なぜ自然突然変異の研究に大腸菌を使うのか?

 教科書に載っている基本的な生命原理の大部分(DNA複製、遺伝子情報の発現など)は、モデル生物である大腸菌を用いた分子生物学の研究から明らかにされてきました。分子の言葉で明らかにされた大腸菌での生命の基本原理は、ヒトを含めた他の生物でも同じです。これまでの研究から、突然変異を抑制する基本的なメカニズムもバクテリアからヒトまで保存されていることが分かっています。
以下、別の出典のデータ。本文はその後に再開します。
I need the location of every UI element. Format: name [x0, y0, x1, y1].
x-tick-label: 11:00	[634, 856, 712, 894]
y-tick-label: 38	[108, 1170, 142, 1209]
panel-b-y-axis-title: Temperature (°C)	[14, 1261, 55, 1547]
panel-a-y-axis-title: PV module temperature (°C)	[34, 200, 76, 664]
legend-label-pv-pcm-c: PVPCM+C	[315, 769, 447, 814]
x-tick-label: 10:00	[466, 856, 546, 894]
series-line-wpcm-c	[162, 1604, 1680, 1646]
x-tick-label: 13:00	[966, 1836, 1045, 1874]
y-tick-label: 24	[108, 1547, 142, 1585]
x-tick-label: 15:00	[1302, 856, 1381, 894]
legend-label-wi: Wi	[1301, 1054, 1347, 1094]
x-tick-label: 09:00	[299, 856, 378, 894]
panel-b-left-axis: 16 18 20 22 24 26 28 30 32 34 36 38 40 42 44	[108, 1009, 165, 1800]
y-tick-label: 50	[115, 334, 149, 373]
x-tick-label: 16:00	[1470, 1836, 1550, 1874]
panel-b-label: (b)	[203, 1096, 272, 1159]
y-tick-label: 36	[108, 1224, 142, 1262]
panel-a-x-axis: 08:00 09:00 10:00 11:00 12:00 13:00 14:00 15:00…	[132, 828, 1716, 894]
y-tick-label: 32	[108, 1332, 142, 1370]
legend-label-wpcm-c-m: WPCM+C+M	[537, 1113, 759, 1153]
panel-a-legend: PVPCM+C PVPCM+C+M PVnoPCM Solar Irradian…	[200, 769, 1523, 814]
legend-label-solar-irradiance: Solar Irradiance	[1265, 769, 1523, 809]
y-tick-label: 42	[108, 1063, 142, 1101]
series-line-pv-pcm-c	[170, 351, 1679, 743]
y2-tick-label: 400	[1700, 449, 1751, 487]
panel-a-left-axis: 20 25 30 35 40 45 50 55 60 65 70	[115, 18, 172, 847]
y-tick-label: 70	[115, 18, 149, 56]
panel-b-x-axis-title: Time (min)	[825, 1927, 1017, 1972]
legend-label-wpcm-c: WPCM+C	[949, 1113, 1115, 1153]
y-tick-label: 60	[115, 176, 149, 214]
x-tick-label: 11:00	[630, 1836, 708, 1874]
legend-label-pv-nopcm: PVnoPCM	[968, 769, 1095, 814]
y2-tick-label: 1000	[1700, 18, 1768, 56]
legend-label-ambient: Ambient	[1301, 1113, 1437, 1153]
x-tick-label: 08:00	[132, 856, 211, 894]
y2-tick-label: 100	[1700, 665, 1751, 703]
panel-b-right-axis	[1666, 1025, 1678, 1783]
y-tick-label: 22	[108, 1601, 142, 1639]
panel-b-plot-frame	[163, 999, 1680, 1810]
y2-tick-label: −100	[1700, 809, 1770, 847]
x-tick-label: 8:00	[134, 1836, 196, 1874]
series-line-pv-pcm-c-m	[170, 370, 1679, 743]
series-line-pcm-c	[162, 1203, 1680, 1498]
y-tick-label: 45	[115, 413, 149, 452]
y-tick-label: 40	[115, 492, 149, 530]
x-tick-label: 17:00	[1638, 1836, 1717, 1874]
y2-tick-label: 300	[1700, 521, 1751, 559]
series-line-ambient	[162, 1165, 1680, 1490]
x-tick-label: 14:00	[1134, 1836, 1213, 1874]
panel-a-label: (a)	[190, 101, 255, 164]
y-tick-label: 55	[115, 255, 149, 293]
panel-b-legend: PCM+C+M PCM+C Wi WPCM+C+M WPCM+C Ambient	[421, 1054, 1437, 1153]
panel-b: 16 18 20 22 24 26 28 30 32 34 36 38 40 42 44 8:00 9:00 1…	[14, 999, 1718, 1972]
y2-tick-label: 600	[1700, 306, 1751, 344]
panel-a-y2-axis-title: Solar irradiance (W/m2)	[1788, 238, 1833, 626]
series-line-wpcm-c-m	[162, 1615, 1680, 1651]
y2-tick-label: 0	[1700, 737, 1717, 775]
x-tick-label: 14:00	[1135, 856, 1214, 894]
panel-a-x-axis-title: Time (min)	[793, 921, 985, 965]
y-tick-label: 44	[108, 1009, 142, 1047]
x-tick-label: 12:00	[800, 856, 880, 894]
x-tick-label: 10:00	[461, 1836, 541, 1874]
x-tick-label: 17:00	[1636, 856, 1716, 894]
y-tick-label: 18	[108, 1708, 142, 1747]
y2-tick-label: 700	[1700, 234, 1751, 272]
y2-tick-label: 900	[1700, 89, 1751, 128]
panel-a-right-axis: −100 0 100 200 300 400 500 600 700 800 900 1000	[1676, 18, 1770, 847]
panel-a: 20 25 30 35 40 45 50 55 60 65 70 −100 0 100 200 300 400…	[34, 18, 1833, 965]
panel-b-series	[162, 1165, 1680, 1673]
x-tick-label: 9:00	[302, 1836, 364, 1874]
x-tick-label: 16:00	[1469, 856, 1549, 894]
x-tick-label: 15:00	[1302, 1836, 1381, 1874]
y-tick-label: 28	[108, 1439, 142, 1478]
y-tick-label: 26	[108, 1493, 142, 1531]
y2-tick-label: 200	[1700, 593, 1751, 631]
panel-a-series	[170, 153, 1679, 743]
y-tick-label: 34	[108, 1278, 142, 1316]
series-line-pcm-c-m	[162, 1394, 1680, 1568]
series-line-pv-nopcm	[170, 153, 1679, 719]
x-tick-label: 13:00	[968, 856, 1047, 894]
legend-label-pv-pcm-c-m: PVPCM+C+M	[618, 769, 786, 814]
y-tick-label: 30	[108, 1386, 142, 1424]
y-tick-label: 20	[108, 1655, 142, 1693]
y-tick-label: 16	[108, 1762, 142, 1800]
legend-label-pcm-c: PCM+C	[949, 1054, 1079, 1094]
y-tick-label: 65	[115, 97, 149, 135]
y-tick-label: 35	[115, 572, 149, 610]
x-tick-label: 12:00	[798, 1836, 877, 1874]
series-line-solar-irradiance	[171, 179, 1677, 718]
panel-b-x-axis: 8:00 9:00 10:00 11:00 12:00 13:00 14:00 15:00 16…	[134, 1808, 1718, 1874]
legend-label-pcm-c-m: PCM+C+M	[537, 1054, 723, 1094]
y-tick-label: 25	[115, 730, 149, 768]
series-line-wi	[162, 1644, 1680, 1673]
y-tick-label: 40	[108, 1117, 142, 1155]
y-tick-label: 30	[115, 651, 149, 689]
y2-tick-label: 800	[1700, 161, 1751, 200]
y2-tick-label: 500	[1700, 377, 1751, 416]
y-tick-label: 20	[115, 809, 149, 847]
しかし、自然突然変異の原因はまだ解明されていません。

 自然突然変異の発生する割合は、1回のDNA複製につき、10億個の塩基対あたり約1個です。この極めて希な自然突然変異を実験室で同定するには、細胞をできるだけ多くの世代に渡って培養して、大量の細胞を回収して解析しなくてはなりません。そのため、世代時間の長いヒト細胞では自然突然変異を見つけるには長い時間がかかります。大腸菌は20-30分で分裂し、100個の細胞を一晩で容易に約10億個まで増やすことができるので自然突然変異の研究に適しています。例えば、自然突然変異によって抗生物質リファンピシンに耐性となる大腸菌は、一晩培養して得られた10億個の細胞から約10個同定できます。つまり、大腸菌を用いると、生物進化の原動力となった自然突然変異の発生を、映像の早送りのように実験室で調べることができるわけです。

自然突然変異の原因は何か?

 これまでの研究から、DNA上の小さな変化(点突然変異)の発生には、DNA複製の誤り、言い換えると「複製エラー」が自然突然変異の第一番目の原因であると考えれています。これに加えて、細胞内での酸素呼吸などで生じる活性酸素などがDNAに傷を与え(DNA損傷)、その結果として複製エラーが誘発されることも自然突然変異の重要なもう一つの原因とされています。しかし、これらの複製エラーやDNA損傷の大部分は、細胞が持つ多数の修復機構や細胞周期チェックポイント機構により巧妙にかつ高い効率で取り除かれ、普通の環境中で生育する細胞の突然変異(自然突然変異)は非常に低い頻度でしか生じないように制御されています。

 私たちの研究室では、親(親細胞)から子(娘細胞)への遺伝情報の正確な伝達がどのような仕組みに支えられているのか、あるいはこれとは逆に、不正確な遺伝情報の伝達により引き起こされる突然変異はどのようなプロセスを経て発生するのかについて、大腸菌を使って研究を進めています。そして、私たちは、DNA損傷の中の酸化損傷、および、DNA修復機構のDNA合成エラーが希に生じる自然突然変異の重要な原因であることを、大腸菌を使って明らかにしてきました。